To address the challenges of the OmniAVS task, we propose a baseline method called Omnimodal Interactive Segmentation Architecture (OISA). This approach is designed to handle the diverse expression modalities and reasoning requirements of our dataset.
Figure 2: Overview of our baseline OISA architecture for the OmniAVS task.
OISA consists of two main components: a Multimodal Large Language Model (MLLM) for understanding and reasoning across different modalities, and a mask head for segmentation and tracking. The MLLM incorporates audio and vision encoders along with a language model, while the mask head utilizes ViT-Adapter, pixel decoder, and mask decoder components.
Our architecture processes both audio-visual content and omnimodal expressions (text, speech, sound, and images). A key innovation in OISA is our Audio-Visual Interleaving strategy, which synchronizes audio and video frames by dividing audio tokens into clips and interleaving them with vision tokens.

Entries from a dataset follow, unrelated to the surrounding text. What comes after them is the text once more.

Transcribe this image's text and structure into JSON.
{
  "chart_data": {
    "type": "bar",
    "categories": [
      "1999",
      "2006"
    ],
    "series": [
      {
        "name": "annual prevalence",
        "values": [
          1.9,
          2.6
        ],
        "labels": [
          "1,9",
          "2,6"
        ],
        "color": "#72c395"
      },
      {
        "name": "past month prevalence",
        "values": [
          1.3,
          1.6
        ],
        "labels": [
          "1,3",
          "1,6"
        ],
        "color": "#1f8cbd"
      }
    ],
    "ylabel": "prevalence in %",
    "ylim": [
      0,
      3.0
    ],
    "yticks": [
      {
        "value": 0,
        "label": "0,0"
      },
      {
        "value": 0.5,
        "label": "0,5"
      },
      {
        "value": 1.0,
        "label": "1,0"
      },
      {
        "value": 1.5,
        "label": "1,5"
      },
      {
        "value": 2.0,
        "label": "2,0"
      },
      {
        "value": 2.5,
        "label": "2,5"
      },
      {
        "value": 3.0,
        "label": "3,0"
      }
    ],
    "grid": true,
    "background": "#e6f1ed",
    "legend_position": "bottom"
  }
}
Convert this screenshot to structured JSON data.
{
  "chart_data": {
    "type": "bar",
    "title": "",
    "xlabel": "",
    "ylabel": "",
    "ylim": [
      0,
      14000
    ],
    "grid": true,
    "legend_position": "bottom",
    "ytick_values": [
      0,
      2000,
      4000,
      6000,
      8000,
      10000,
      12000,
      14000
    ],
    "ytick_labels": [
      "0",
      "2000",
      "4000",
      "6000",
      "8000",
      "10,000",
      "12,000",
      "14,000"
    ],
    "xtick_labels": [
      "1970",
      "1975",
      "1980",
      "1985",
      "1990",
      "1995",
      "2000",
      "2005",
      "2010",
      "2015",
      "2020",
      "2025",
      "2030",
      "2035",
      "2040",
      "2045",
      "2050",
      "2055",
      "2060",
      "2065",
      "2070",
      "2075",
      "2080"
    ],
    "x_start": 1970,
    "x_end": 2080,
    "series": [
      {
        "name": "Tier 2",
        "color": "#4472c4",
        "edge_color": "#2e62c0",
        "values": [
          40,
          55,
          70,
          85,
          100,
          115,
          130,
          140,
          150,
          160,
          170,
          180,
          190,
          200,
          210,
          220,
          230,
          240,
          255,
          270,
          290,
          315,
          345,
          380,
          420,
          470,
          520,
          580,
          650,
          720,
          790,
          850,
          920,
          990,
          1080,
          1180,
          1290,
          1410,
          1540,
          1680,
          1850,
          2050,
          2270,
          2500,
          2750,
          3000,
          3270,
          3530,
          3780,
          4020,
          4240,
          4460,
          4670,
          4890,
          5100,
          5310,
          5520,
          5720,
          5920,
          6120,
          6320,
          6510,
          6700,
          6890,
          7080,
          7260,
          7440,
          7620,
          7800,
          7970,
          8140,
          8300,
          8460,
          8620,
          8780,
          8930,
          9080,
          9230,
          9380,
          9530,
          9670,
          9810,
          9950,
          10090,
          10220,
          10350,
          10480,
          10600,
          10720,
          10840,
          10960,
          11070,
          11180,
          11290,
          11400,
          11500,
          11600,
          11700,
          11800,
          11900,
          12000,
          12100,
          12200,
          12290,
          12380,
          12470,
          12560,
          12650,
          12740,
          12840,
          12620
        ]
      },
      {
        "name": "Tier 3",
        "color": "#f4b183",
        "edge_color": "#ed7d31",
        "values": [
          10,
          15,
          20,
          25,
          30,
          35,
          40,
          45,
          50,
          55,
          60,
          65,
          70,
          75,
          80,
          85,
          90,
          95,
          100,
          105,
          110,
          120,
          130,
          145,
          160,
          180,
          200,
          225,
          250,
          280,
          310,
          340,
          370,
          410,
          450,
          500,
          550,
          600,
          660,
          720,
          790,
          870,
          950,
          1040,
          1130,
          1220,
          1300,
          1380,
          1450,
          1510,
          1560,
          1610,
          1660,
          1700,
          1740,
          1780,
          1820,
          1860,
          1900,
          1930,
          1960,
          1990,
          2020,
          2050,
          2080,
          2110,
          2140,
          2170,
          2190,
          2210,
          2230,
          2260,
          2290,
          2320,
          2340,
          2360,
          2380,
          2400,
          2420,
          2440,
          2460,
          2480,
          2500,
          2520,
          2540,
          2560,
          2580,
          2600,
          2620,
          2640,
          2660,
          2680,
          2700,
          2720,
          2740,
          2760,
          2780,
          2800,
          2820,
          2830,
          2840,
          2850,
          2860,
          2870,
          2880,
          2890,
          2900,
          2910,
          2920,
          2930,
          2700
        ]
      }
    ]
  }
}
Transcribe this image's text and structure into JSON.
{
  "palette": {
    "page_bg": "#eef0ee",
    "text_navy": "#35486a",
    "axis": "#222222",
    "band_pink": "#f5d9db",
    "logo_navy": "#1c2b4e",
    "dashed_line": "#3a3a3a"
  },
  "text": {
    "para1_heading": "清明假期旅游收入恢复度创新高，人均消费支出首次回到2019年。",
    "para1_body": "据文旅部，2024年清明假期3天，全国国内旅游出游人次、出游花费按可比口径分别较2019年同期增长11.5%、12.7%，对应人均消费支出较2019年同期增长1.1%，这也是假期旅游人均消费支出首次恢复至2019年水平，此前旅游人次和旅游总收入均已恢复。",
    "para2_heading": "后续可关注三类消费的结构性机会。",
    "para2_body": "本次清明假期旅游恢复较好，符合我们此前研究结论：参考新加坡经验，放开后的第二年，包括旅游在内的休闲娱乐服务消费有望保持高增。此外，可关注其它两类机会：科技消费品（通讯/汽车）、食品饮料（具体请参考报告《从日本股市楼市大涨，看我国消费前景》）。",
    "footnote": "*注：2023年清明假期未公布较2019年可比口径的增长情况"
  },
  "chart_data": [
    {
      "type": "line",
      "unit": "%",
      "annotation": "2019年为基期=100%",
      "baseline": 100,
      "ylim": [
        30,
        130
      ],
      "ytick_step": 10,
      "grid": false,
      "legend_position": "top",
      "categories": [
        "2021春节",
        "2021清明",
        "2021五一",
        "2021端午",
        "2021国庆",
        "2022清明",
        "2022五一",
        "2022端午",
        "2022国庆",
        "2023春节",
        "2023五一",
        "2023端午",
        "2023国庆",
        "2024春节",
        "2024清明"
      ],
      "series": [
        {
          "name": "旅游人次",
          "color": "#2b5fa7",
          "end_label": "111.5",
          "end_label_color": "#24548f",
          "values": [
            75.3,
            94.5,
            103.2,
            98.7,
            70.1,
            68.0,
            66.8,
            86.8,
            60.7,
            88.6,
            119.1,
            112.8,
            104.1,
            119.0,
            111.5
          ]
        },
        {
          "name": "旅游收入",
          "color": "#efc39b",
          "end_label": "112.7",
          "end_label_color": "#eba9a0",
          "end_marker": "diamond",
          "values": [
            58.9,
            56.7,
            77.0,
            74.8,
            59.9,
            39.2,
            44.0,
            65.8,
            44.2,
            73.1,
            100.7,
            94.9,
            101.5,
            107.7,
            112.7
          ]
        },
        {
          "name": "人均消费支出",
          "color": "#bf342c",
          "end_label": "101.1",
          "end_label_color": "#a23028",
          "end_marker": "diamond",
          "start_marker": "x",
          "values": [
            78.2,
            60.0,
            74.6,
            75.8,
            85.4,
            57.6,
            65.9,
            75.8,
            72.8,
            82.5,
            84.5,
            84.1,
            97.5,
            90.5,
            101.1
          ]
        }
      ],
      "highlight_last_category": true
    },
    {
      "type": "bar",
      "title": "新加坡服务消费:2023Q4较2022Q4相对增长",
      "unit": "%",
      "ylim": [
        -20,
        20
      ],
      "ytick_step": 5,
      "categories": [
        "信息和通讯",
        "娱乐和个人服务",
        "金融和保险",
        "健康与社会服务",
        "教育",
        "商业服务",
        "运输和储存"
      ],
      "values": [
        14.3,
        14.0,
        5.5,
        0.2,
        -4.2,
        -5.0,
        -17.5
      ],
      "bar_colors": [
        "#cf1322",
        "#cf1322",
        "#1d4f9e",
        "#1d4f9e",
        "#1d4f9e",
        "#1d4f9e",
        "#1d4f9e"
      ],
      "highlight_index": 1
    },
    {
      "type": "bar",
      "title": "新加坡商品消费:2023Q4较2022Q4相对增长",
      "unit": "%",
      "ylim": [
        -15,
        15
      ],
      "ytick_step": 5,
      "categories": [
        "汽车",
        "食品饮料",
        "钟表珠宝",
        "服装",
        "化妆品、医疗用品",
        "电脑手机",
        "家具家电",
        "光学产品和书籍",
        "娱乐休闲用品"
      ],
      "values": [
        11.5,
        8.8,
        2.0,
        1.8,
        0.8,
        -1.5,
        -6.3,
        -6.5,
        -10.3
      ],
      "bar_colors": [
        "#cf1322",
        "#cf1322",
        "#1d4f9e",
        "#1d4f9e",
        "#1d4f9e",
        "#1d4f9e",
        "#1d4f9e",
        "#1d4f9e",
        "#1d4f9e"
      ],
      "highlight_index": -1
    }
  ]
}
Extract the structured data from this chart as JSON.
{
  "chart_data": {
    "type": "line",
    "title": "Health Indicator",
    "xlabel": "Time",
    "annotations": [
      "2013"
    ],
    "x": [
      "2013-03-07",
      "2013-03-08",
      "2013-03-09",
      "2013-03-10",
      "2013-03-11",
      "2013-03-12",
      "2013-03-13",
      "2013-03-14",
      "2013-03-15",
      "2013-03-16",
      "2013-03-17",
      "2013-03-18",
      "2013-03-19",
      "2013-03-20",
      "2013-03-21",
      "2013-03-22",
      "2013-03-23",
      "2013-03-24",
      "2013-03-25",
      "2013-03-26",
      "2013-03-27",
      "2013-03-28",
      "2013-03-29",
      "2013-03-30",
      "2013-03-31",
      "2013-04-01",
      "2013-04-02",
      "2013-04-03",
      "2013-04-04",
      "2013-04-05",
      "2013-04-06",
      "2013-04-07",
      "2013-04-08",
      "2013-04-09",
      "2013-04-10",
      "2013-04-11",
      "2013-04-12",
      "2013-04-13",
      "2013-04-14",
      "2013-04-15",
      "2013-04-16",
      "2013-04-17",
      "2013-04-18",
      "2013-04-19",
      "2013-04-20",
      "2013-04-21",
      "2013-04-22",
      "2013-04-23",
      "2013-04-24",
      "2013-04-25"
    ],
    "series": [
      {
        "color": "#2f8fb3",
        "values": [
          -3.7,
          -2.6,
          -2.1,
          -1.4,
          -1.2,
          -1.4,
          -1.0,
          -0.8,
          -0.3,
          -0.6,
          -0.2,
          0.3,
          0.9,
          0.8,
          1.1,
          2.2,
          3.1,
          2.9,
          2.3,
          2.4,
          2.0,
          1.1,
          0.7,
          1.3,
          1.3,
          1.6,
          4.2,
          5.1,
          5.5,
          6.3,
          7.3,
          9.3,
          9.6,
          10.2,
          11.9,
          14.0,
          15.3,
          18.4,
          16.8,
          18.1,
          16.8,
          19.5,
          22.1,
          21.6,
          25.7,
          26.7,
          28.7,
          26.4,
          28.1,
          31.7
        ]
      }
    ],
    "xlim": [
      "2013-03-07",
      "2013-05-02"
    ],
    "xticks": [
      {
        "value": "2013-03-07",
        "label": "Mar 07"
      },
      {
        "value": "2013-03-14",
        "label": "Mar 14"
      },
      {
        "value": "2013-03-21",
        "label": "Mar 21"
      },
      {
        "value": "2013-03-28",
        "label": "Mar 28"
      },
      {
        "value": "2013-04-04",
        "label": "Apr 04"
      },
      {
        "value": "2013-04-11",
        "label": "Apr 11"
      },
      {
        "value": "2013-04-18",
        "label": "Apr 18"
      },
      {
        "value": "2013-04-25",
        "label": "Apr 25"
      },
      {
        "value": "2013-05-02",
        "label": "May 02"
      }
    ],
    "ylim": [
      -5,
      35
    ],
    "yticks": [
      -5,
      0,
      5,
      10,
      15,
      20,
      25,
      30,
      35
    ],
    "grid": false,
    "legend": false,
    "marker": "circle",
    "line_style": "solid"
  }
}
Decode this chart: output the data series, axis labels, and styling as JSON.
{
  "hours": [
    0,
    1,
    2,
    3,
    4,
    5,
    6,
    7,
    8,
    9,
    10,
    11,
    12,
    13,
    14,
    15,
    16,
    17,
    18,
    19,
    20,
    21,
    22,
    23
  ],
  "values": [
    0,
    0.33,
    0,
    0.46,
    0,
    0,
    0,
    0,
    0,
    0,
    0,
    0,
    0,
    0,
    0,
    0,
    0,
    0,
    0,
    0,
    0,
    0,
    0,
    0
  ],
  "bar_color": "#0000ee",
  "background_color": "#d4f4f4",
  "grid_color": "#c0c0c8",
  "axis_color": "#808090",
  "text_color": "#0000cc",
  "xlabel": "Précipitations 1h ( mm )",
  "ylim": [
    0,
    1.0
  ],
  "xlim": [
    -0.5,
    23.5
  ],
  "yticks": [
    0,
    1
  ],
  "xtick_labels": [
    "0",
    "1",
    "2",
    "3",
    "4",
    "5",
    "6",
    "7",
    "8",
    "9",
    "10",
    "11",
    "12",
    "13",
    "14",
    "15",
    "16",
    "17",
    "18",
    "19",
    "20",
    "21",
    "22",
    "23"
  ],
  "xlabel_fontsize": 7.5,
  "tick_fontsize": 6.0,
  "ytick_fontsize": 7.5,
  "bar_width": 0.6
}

This approach ensures proper alignment between audio and visual content without requiring additional parameters.
For segmentation, we employ a query propagation mechanism that updates the object representation frame-by-frame. This approach overcomes limitations of static representations when tracking objects with rapid or complex motion patterns. The model generates a specialized token representing the target object, which is then processed by the mask decoder to produce the final segmentation masks across video frames.
OISA is designed to handle the unique challenges of the OmniAVS task, including multimodal understanding, reasoning with explanations, and segmenting objects referred to through diverse expression modalities.